In terms of the financials, revenues will be roughly split between affiliate fees (contracted, 3-5 year agreements with multichannel video programming distributors like Comcast (CMCSA, Financial) and virtual MVPDs like AT&T's (T, Financial) DirecTV Now that set the rate paid per subscriber to carry Fox’s channels) and advertising. On ad revenues, note that roughly 70% of the business is attributable to live news and live sports - the type of content that has been least susceptible to the rise of services like Netflix (NFLX, Financial). For Fox, that means more than 80% of revenues are from affiliate fees or live event advertising. That’s a long way of saying the business aligns with management’s vision for “a consistent focus to differentiate through appointment viewing.”

The company’s strongest brand is Fox News, which has been the leader in cable news for 17 years. Fox News has also been number one among all cable channels for the past three years (only behind the broadcasters). As discussed at the investor day event, management believes the engaged fan base leaves room for future growth: “Our viewers are hungry for more. We are only beginning to monetize this engagement at anything near its true potential.”

Importantly, Fox has secured broad distribution across the emerging platforms, which has helped stem the impact of subscriber losses among traditional pay-TV customers (the economics on a traditional and a digital pay-TV subscription are similar for Fox).

As it relates to future growth, the company will lean heavily on rate increases (higher per subscription affiliate fees). As management noted at the investor day, “We are no longer lending the potency of our marquee brands toward any other initiative or new brand / channel development.”

CEO Lachlan Murdoch expanded on those thoughts at the MoffettNathanson conference:

“What we've done over the last several years in the bigger company is we used our retransmission consent rights to support many of our emerging cable channels. So, whether it's supporting National Geographic or supporting FXX or FXM, some of these smaller cable channels. Now as a focused company we don't have to spread out the leverage that we get from retransmission. We can focus it on revenue.”

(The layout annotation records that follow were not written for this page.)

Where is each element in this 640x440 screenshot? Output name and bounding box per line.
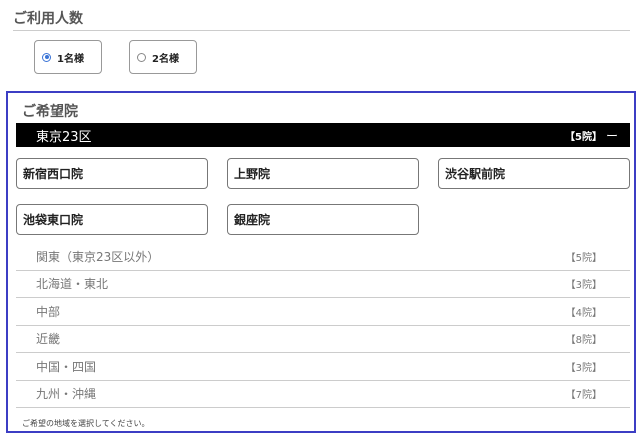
collapse-icon[interactable]: ー [606,127,618,144]
region-row-chubu[interactable]: 中部 【4院】 [16,298,630,326]
radio-label: 2名様 [152,53,179,65]
radio-label: 1名様 [57,53,84,65]
clinic-selection-panel: ご希望院 東京23区 【5院】 ー 新宿西口院 上野院 渋谷駅前院 池袋東口院 … [6,91,636,433]
people-count-title: ご利用人数 [13,11,83,27]
title-divider [13,30,630,31]
region-row-kyushu-okinawa[interactable]: 九州・沖縄 【7院】 [16,381,630,408]
region-count: 【8院】 [565,335,602,347]
region-name: 中国・四国 [36,359,97,374]
region-count: 【5院】 [565,252,602,264]
region-hint-text: ご希望の地域を選択してください。 [22,419,150,428]
clinic-button-shinjuku-nishiguchi[interactable]: 新宿西口院 [16,158,208,189]
region-name: 東京23区 [36,129,92,145]
region-name: 北海道・東北 [36,277,109,292]
region-name: 近畿 [36,332,61,347]
clinic-button-ginza[interactable]: 銀座院 [227,204,419,235]
region-count: 【5院】 [565,131,602,143]
clinic-button-shibuya-ekimae[interactable]: 渋谷駅前院 [438,158,630,189]
region-row-kinki[interactable]: 近畿 【8院】 [16,326,630,353]
region-count: 【3院】 [565,362,602,374]
radio-unchecked-icon[interactable] [137,52,146,62]
region-count: 【4院】 [565,307,602,319]
region-list: 関東（東京23区以外） 【5院】 北海道・東北 【3院】 中部 【4院】 近畿 … [16,243,630,408]
clinic-button-ikebukuro-higashiguchi[interactable]: 池袋東口院 [16,204,208,235]
region-name: 九州・沖縄 [36,387,97,402]
clinic-title: ご希望院 [22,104,78,120]
region-header-tokyo23[interactable]: 東京23区 【5院】 ー [16,123,630,147]
region-count: 【3院】 [565,280,602,292]
region-name: 中部 [36,304,61,319]
clinic-button-ueno[interactable]: 上野院 [227,158,419,189]
region-row-kanto[interactable]: 関東（東京23区以外） 【5院】 [16,243,630,271]
region-row-chugoku-shikoku[interactable]: 中国・四国 【3院】 [16,353,630,381]
radio-option-2-persons[interactable]: 2名様 [129,40,197,74]
region-count: 【7院】 [565,390,602,402]
region-row-hokkaido-tohoku[interactable]: 北海道・東北 【3院】 [16,271,630,298]
radio-checked-icon[interactable] [42,52,51,62]
region-name: 関東（東京23区以外） [36,249,160,264]
radio-option-1-person[interactable]: 1名様 [34,40,102,74]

With Fox’s simpler structure, the primary focus is driving rates. As Chief Financial Officer John Nallen put it, “No longer lending the potency of our assets to anything else… we’re looking to maximize the assets of Fox, Fox News, Fox Sports, and the stations.” Considering the dominance of Fox News, it seems plausible the company should be able to negotiate large increases in per subscription affiliate fees from the $1.5 to $2 range the channel earns today (by comparison, ESPN brings in roughly $8 per subscription). As management put it at the investor day, “We are confident that there is considerable head room for further rate growth.” At the same time, the cost to operate Fox News should increase at a moderate pace, resulting in margin expansion and outsized profit growth for the banner. (Some of this will be offset at the corporate level by the costs for key sports rights like WWE, especially in the short term.)

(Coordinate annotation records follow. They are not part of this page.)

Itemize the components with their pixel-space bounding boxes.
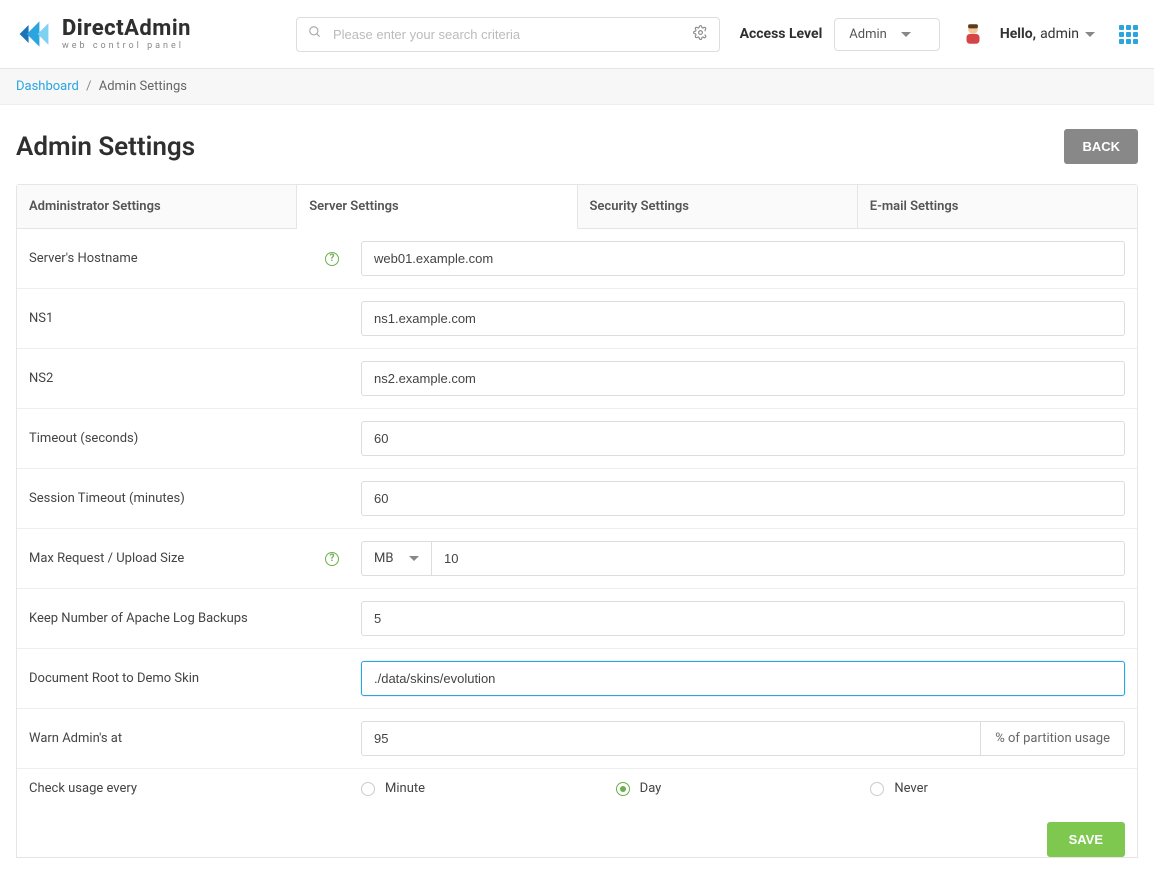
directadmin-logo-icon: [16, 16, 52, 52]
input-ns2[interactable]: [361, 361, 1125, 396]
row-check-usage: Check usage every Minute Day Never: [17, 769, 1137, 808]
greeting-name: admin: [1040, 26, 1079, 42]
search-icon: [308, 25, 322, 43]
unit-select[interactable]: MB: [361, 541, 431, 576]
brand-text: DirectAdmin web control panel: [62, 18, 191, 51]
app-grid-icon[interactable]: [1119, 25, 1138, 44]
radio-minute-label: Minute: [385, 781, 425, 796]
user-greeting[interactable]: Hello, admin: [1000, 26, 1095, 42]
row-warn-admins: Warn Admin's at % of partition usage: [17, 709, 1137, 769]
input-ns1[interactable]: [361, 301, 1125, 336]
tabs-row: Administrator Settings Server Settings S…: [17, 185, 1137, 229]
chevron-down-icon: [1085, 32, 1095, 37]
warn-admins-suffix: % of partition usage: [981, 721, 1125, 756]
chevron-down-icon: [901, 32, 911, 37]
access-level-label: Access Level: [740, 26, 823, 42]
brand-tagline: web control panel: [62, 42, 191, 51]
brand-logo[interactable]: DirectAdmin web control panel: [16, 16, 276, 52]
radio-minute[interactable]: Minute: [361, 781, 616, 796]
input-timeout[interactable]: [361, 421, 1125, 456]
label-check-usage: Check usage every: [29, 781, 137, 796]
brand-name-strong: Direct: [62, 16, 124, 41]
help-icon[interactable]: ?: [325, 552, 339, 566]
tab-security-settings[interactable]: Security Settings: [578, 185, 858, 229]
breadcrumb: Dashboard / Admin Settings: [0, 69, 1154, 105]
access-level-value: Admin: [849, 27, 887, 42]
help-icon[interactable]: ?: [325, 252, 339, 266]
input-apache-backups[interactable]: [361, 601, 1125, 636]
chevron-down-icon: [409, 556, 419, 561]
settings-panel: Administrator Settings Server Settings S…: [16, 184, 1138, 858]
row-apache-backups: Keep Number of Apache Log Backups: [17, 589, 1137, 649]
input-hostname[interactable]: [361, 241, 1125, 276]
label-max-request: Max Request / Upload Size: [29, 551, 184, 566]
save-row: SAVE: [17, 808, 1137, 857]
tab-server-settings[interactable]: Server Settings: [297, 185, 577, 229]
input-warn-admins[interactable]: [361, 721, 981, 756]
row-hostname: Server's Hostname ?: [17, 229, 1137, 289]
gear-icon[interactable]: [693, 25, 708, 44]
access-level-wrap: Access Level Admin: [740, 18, 940, 51]
input-session-timeout[interactable]: [361, 481, 1125, 516]
row-timeout: Timeout (seconds): [17, 409, 1137, 469]
user-menu-wrap: Hello, admin: [960, 21, 1138, 47]
row-ns1: NS1: [17, 289, 1137, 349]
access-level-select[interactable]: Admin: [834, 18, 940, 51]
top-header: DirectAdmin web control panel Access Lev…: [0, 0, 1154, 69]
breadcrumb-separator: /: [86, 79, 91, 94]
form-body: Server's Hostname ? NS1 NS2 Timeout (sec…: [17, 229, 1137, 857]
greeting-prefix: Hello,: [1000, 26, 1036, 42]
radio-never-label: Never: [894, 781, 928, 796]
radio-day[interactable]: Day: [616, 781, 871, 796]
label-ns1: NS1: [29, 311, 53, 326]
avatar-icon: [960, 21, 986, 47]
row-docroot: Document Root to Demo Skin: [17, 649, 1137, 709]
label-hostname: Server's Hostname: [29, 251, 138, 266]
breadcrumb-root[interactable]: Dashboard: [16, 79, 79, 94]
row-max-request: Max Request / Upload Size ? MB: [17, 529, 1137, 589]
unit-value: MB: [374, 551, 393, 566]
tab-email-settings[interactable]: E-mail Settings: [858, 185, 1137, 229]
label-warn-admins: Warn Admin's at: [29, 731, 122, 746]
back-button[interactable]: BACK: [1064, 129, 1138, 164]
radio-day-label: Day: [640, 781, 662, 796]
radio-group-check-usage: Minute Day Never: [361, 781, 1125, 796]
row-ns2: NS2: [17, 349, 1137, 409]
brand-name-rest: Admin: [124, 16, 191, 41]
page-title: Admin Settings: [16, 132, 195, 162]
tab-administrator-settings[interactable]: Administrator Settings: [17, 185, 297, 229]
label-timeout: Timeout (seconds): [29, 431, 138, 446]
radio-never[interactable]: Never: [870, 781, 1125, 796]
breadcrumb-current: Admin Settings: [99, 79, 187, 94]
search-container: [296, 17, 720, 52]
label-session-timeout: Session Timeout (minutes): [29, 491, 185, 506]
label-ns2: NS2: [29, 371, 53, 386]
input-docroot[interactable]: [361, 661, 1125, 696]
label-apache-backups: Keep Number of Apache Log Backups: [29, 611, 248, 626]
search-input[interactable]: [296, 17, 720, 52]
title-row: Admin Settings BACK: [0, 105, 1154, 184]
row-session-timeout: Session Timeout (minutes): [17, 469, 1137, 529]
save-button[interactable]: SAVE: [1047, 822, 1125, 857]
label-docroot: Document Root to Demo Skin: [29, 671, 199, 686]
input-max-request[interactable]: [431, 541, 1125, 576]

We’re already seeing rate increases flow through the income statement. In the first nine months of fiscal 2019, revenues from distributors (includes both cable affiliate along with retransmission consent and reverse retransmission consent revenue) grew by 14%. That speaks volumes for the quality of the assets it has assembled. With two of the five most-watched networks on TV, Fox comes to the table with an enviable hand.

On the balance sheet, Fox raised $6.8 billion in debt, with $6.5 billion transferred to Disney as part of the 21CF deal to cover tax obligations. The debt has a weighted average duration of 14 years and an average cost of less than 5%. Management expects to operate with gross leverage up to roughly 3 times earnings before interest, taxes, depreciation and amortization (currently around 2.6).

Finally, Fox also has some non-core assets (most notably, the Fox lot in Lost Angeles and a stake in Roku (ROKU)). These are rough estimates, but it seems likely those two assets are collectively worth somewhere around $2 billion (compared to a current market cap of roughly $23 billion).

Conclusion

As noted above, Fox’s strong brands give it the ability to more than offset the slow decline in pay-TV subscribers with outsized growth in affiliate fees, retransmission consent and reverse retransmission consent revenues (and in the case of reverse retransmission, Fox has negotiated some fixed fee deals as opposed to agreements based on per subscription calculations). In addition, Fox should be able to keep its non-sports programming costs under control. The business will generate about $2 billion per year of free cash flow out of the gate (helped by a sizable tax shied), with the opportunity to repurchase a significant number of shares over the next several years if that’s the route the board decides to pursue. If this all plays out as I expect, the company should generate significant growth in per-share free cash flow over the next five years.

Disclosure: Long Fox, Disney and Comcast.